Italiaans toneelschrijver en acteur (Venetië 1510 - 1571), bootste in zijn blijspelen (La Fiorina, la Saltuzza, la Pozione e.a.) zowel zijn gewestgenoot Ruzzante (z Beolco) als de blijspelen van Lasca en Machiavelli na, doch streefde er naar, het boerse realisme van eerstgenoemde en van de zgn. Sienese kluchtendichters te veredelen, door meer literaire elementen en speciaal een zeker bucolisch idealisme er in te brengen.

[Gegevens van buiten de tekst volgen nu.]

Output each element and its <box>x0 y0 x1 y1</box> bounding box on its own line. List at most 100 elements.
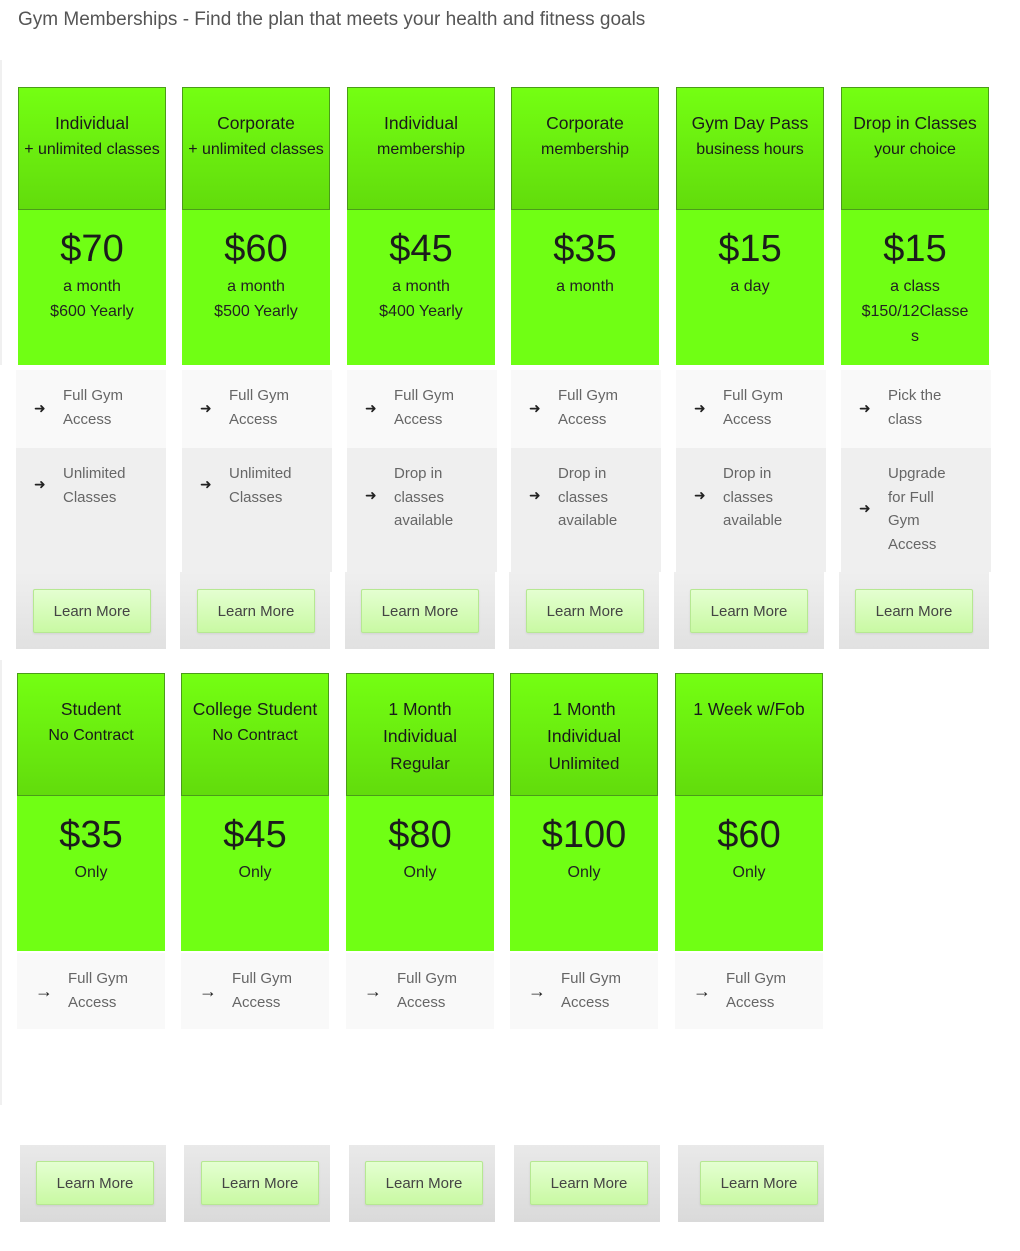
plan-subtitle: your choice <box>874 141 956 158</box>
feature-text: Full Gym Access <box>232 970 292 1011</box>
plan-price: $45 <box>389 228 453 270</box>
plan-period: Only <box>74 864 108 881</box>
feature-text: Full Gym Access <box>63 387 123 428</box>
learn-more-button[interactable]: Learn More <box>197 589 315 633</box>
arrow-right-icon: ➜ <box>200 400 212 416</box>
plan-yearly-price: $150/12Classes <box>861 303 969 345</box>
plan-subtitle: membership <box>540 141 630 158</box>
feature-item: → Full Gym Access <box>17 953 165 1029</box>
feature-text: Full Gym Access <box>68 970 128 1011</box>
plan-header: 1 Month Individual Unlimited <box>510 673 658 796</box>
arrow-right-icon: ➜ <box>859 500 871 516</box>
plan-title: 1 Week w/Fob <box>693 699 805 719</box>
feature-item: → Full Gym Access <box>181 953 329 1029</box>
learn-more-button[interactable]: Learn More <box>530 1161 648 1205</box>
plan-title: Individual <box>55 113 129 133</box>
left-divider-bottom <box>0 660 2 1105</box>
plan-card-corporate-unlimited-classes: Corporate + unlimited classes $60 a month $5… <box>180 87 332 649</box>
feature-item: ➜ Pick the class <box>841 370 991 448</box>
feature-text: Drop in classes available <box>723 465 783 529</box>
plan-card-1-month-unlimited: 1 Month Individual Unlimited $100 Only → Full … <box>510 673 658 1029</box>
page-title: Gym Memberships - Find the plan that mee… <box>18 9 646 30</box>
plan-subtitle: Individual <box>547 726 621 746</box>
learn-more-button[interactable]: Learn More <box>526 589 644 633</box>
price-box: $15 a class $150/12Classes <box>841 210 989 365</box>
plan-header: Student No Contract <box>17 673 165 796</box>
arrow-right-icon: ➜ <box>34 400 46 416</box>
arrow-right-icon: → <box>199 981 217 1001</box>
price-box: $45 a month $400 Yearly <box>347 210 495 365</box>
plan-header: Individual + unlimited classes <box>18 87 166 210</box>
plan-header: Corporate membership <box>511 87 659 210</box>
plan-price: $35 <box>553 228 617 270</box>
plan-price: $100 <box>541 814 627 856</box>
price-box: $15 a day <box>676 210 824 365</box>
price-box: $100 Only <box>510 796 658 951</box>
plan-title: Individual <box>384 113 458 133</box>
arrow-right-icon: ➜ <box>365 487 377 503</box>
plan-header: Corporate + unlimited classes <box>182 87 330 210</box>
plan-yearly-price: $500 Yearly <box>214 303 298 320</box>
plan-price: $70 <box>60 228 124 270</box>
plan-subtitle: No Contract <box>48 727 134 744</box>
plan-header: Drop in Classes your choice <box>841 87 989 210</box>
feature-item: ➜ Drop in classes available <box>676 448 826 572</box>
learn-more-button[interactable]: Learn More <box>855 589 973 633</box>
plan-period: Only <box>238 864 272 881</box>
plan-title: 1 Month <box>388 699 452 719</box>
plan-subtitle: business hours <box>696 141 804 158</box>
arrow-right-icon: ➜ <box>365 400 377 416</box>
feature-text: Drop in classes available <box>394 465 454 529</box>
plan-yearly-price: $400 Yearly <box>379 303 463 320</box>
arrow-right-icon: ➜ <box>859 400 871 416</box>
learn-more-button[interactable]: Learn More <box>690 589 808 633</box>
plan-period: Only <box>403 864 437 881</box>
plan-period: Only <box>567 864 601 881</box>
learn-more-button[interactable]: Learn More <box>700 1161 818 1205</box>
learn-more-button[interactable]: Learn More <box>36 1161 154 1205</box>
plan-title: Drop in Classes <box>853 113 977 133</box>
plan-period: a month <box>227 278 285 295</box>
arrow-right-icon: ➜ <box>694 400 706 416</box>
plan-header: College Student No Contract <box>181 673 329 796</box>
feature-text: Full Gym Access <box>723 387 783 428</box>
feature-text: Unlimited Classes <box>229 465 292 506</box>
plan-period: Only <box>732 864 766 881</box>
feature-text: Upgrade for Full Gym Access <box>888 465 946 553</box>
feature-item: ➜ Unlimited Classes <box>16 448 166 572</box>
plan-subtitle: membership <box>376 141 466 158</box>
plan-price: $35 <box>59 814 123 856</box>
plan-period: a month <box>556 278 614 295</box>
plan-price: $60 <box>224 228 288 270</box>
feature-text: Full Gym Access <box>726 970 786 1011</box>
feature-item: ➜ Drop in classes available <box>511 448 661 572</box>
arrow-right-icon: ➜ <box>694 487 706 503</box>
learn-more-button[interactable]: Learn More <box>33 589 151 633</box>
feature-text: Full Gym Access <box>229 387 289 428</box>
price-box: $35 a month <box>511 210 659 365</box>
arrow-right-icon: ➜ <box>34 476 46 492</box>
feature-item: ➜ Full Gym Access <box>676 370 826 448</box>
feature-item: ➜ Full Gym Access <box>16 370 166 448</box>
plan-subtitle: No Contract <box>212 727 298 744</box>
price-box: $70 a month $600 Yearly <box>18 210 166 365</box>
plan-title: Corporate <box>217 113 295 133</box>
feature-text: Full Gym Access <box>397 970 457 1011</box>
learn-more-button[interactable]: Learn More <box>365 1161 483 1205</box>
plan-subtitle-2: Unlimited <box>548 754 620 773</box>
plan-card-drop-in-classes-your-choice: Drop in Classes your choice $15 a class $150… <box>839 87 991 649</box>
plan-price: $60 <box>717 814 781 856</box>
plan-title: Gym Day Pass <box>691 113 809 133</box>
feature-text: Unlimited Classes <box>63 465 126 506</box>
arrow-right-icon: → <box>35 981 53 1001</box>
plan-subtitle-2: Regular <box>390 754 450 773</box>
arrow-right-icon: ➜ <box>529 400 541 416</box>
plan-subtitle: + unlimited classes <box>24 141 160 158</box>
plan-header: Individual membership <box>347 87 495 210</box>
feature-item: ➜ Full Gym Access <box>511 370 661 448</box>
price-box: $60 Only <box>675 796 823 951</box>
learn-more-button[interactable]: Learn More <box>361 589 479 633</box>
price-box: $35 Only <box>17 796 165 951</box>
learn-more-button[interactable]: Learn More <box>201 1161 319 1205</box>
plan-title: College Student <box>192 699 318 719</box>
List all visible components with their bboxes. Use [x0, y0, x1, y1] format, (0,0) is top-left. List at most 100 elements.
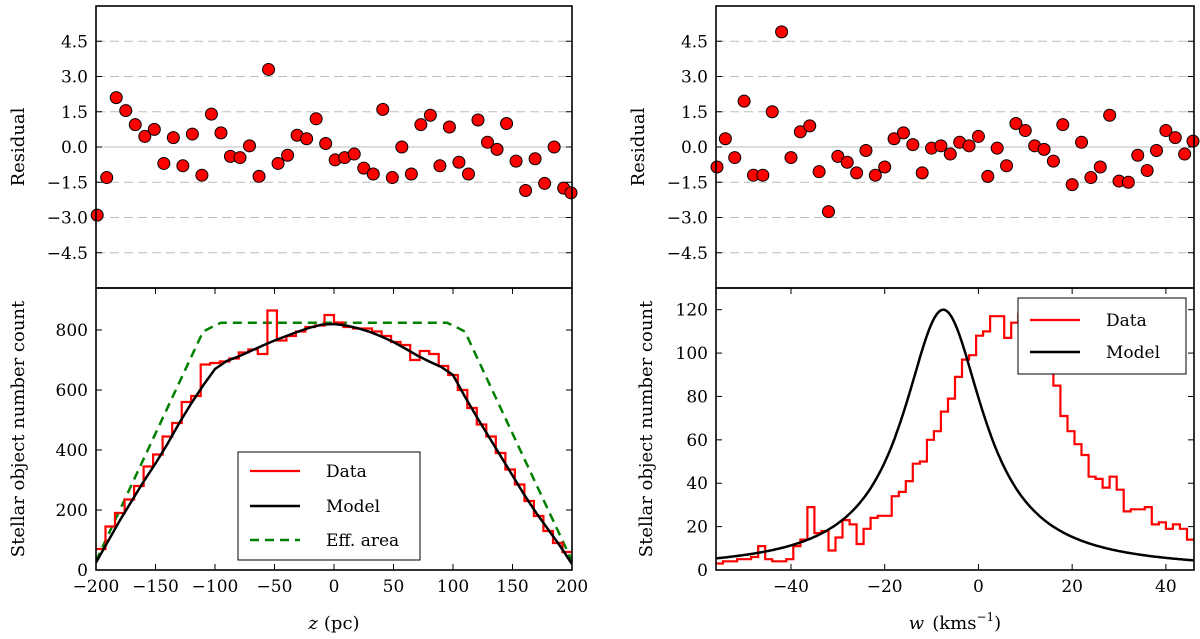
y-tick-label: 200 [56, 501, 88, 521]
residual-point [831, 149, 845, 163]
residual-point [376, 102, 390, 116]
residual-point [934, 139, 948, 153]
right-count-frame [715, 287, 1195, 571]
residual-point [896, 126, 910, 140]
residual-point [1009, 117, 1023, 130]
residual-point [737, 94, 751, 108]
residual-point [366, 167, 380, 181]
residual-point [204, 107, 218, 121]
residual-point [385, 171, 399, 185]
x-tick-label: −200 [73, 577, 120, 597]
residual-point [775, 25, 789, 39]
y-tick-label: −4.5 [667, 244, 708, 264]
x-tick-label: 40 [1155, 577, 1177, 597]
model-curve [96, 322, 572, 565]
legend-label-model: Model [326, 497, 380, 517]
residual-point [564, 186, 578, 200]
residual-point [1037, 142, 1051, 156]
residual-point [423, 108, 437, 122]
legend-label-data: Data [1106, 311, 1147, 331]
y-tick-label: 0.0 [61, 138, 88, 158]
residual-point [509, 154, 523, 168]
residual-point [442, 120, 456, 134]
y-tick-label: −1.5 [667, 173, 708, 193]
residual-point [868, 168, 882, 182]
residual-point [461, 167, 475, 181]
residual-point [756, 168, 770, 182]
residual-point [803, 119, 817, 133]
right-count-panel: 0 20 40 60 80 100 120 −40 −20 0 20 40 Stellar objec… [636, 287, 1195, 634]
residual-point [1140, 164, 1154, 177]
y-tick-label: 800 [56, 321, 88, 341]
residual-point [887, 132, 901, 146]
residual-point [1046, 154, 1060, 168]
residual-point [347, 147, 361, 161]
residual-point [309, 112, 323, 126]
eff-area-curve [96, 321, 572, 562]
residual-point [404, 167, 418, 181]
residual-point [1186, 134, 1200, 148]
residual-point [981, 169, 995, 183]
residual-point [500, 117, 514, 130]
residual-point [943, 147, 957, 161]
residual-point [793, 125, 807, 139]
residual-point [1168, 131, 1182, 145]
x-tick-label: 150 [496, 577, 528, 597]
left-count-frame [95, 287, 573, 571]
residual-point [718, 132, 732, 146]
y-tick-label: −3.0 [667, 209, 708, 229]
residual-point [138, 129, 152, 143]
residual-point [915, 166, 929, 180]
residual-point [1075, 135, 1089, 149]
residual-point [1084, 171, 1098, 185]
residual-point [1065, 178, 1079, 192]
residual-point [119, 104, 133, 118]
y-tick-label: 4.5 [61, 32, 88, 52]
residual-point [195, 168, 209, 182]
y-tick-label: 3.0 [681, 68, 708, 88]
residual-point [878, 160, 892, 174]
residual-point [271, 156, 285, 170]
residual-point [519, 183, 533, 197]
residual-point [971, 129, 985, 143]
left-count-panel: 0 200 400 600 800 −200 −150 −100 −50 0 50 100 150 200… [8, 287, 588, 634]
residual-point [109, 91, 123, 105]
x-tick-label: 0 [973, 577, 984, 597]
residual-point [166, 131, 180, 145]
model-curve [716, 308, 1194, 562]
residual-point [252, 169, 266, 183]
residual-point [812, 165, 826, 179]
y-tick-label: −4.5 [47, 244, 88, 264]
residual-point [1159, 124, 1173, 138]
residual-point [319, 136, 333, 150]
left-count-legend: Data Model Eff. area [237, 451, 421, 561]
y-tick-label: 0.0 [681, 138, 708, 158]
y-tick-label: 1.5 [61, 103, 88, 123]
x-tick-label: 100 [437, 577, 469, 597]
residual-point [490, 142, 504, 156]
residual-point [784, 151, 798, 165]
legend-label-model: Model [1106, 343, 1160, 363]
residual-point [414, 118, 428, 132]
y-tick-label: 400 [56, 441, 88, 461]
residual-point [1000, 159, 1014, 173]
residual-point [395, 140, 409, 154]
left-residual-panel: 4.5 3.0 1.5 0.0 −1.5 −3.0 −4.5 Residual [8, 5, 578, 289]
data-histogram [716, 312, 1194, 565]
legend-label-data: Data [326, 462, 367, 482]
residual-point [710, 160, 724, 174]
residual-point [850, 166, 864, 180]
residual-point [481, 135, 495, 149]
x-tick-label: −50 [257, 577, 293, 597]
residual-point [90, 208, 104, 222]
data-histogram [96, 309, 572, 554]
residual-point [243, 139, 257, 153]
y-tick-label: 0 [697, 561, 708, 581]
residual-point [176, 159, 190, 173]
residual-point [859, 144, 873, 158]
y-tick-label: 4.5 [681, 32, 708, 52]
residual-point [528, 152, 542, 166]
residual-point [1018, 124, 1032, 138]
right-count-legend: Data Model [1017, 297, 1187, 375]
residual-point [538, 176, 552, 190]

Zijn stukken onderscheiden zich door een rijk gebruik van alle Noorditaliaanse dialecten en zelfs van de taal der Griekse huurlingen van Venetië. Waarschijnlijk heeft hij zelf als acteur, en ook enigen zijner medespelers, delen van zijn comédies tijdens de opvoering geïmproviseerd; hij wordt dan ook beschouwd als een der grondleggers van de Commedia dell’arte. Men heeft van hem ook een aantal „boertige en zonderlinge brieven” ( Lettere facete e ghiribizzose).MR H. VAN DEN BERGH
Bibl.: Le Lettere di M. A. Calmo con introd. e illustr. di V. Rossi (Torino 1888); vgl. de bibliogr. der brievenboeken u. d. 15de eeuw in: Biblioteca dell’Eloquenza ital., door G.
Fontanini, m. aant. v. A. Zeno (Venezia 1753), I, 59 vlg.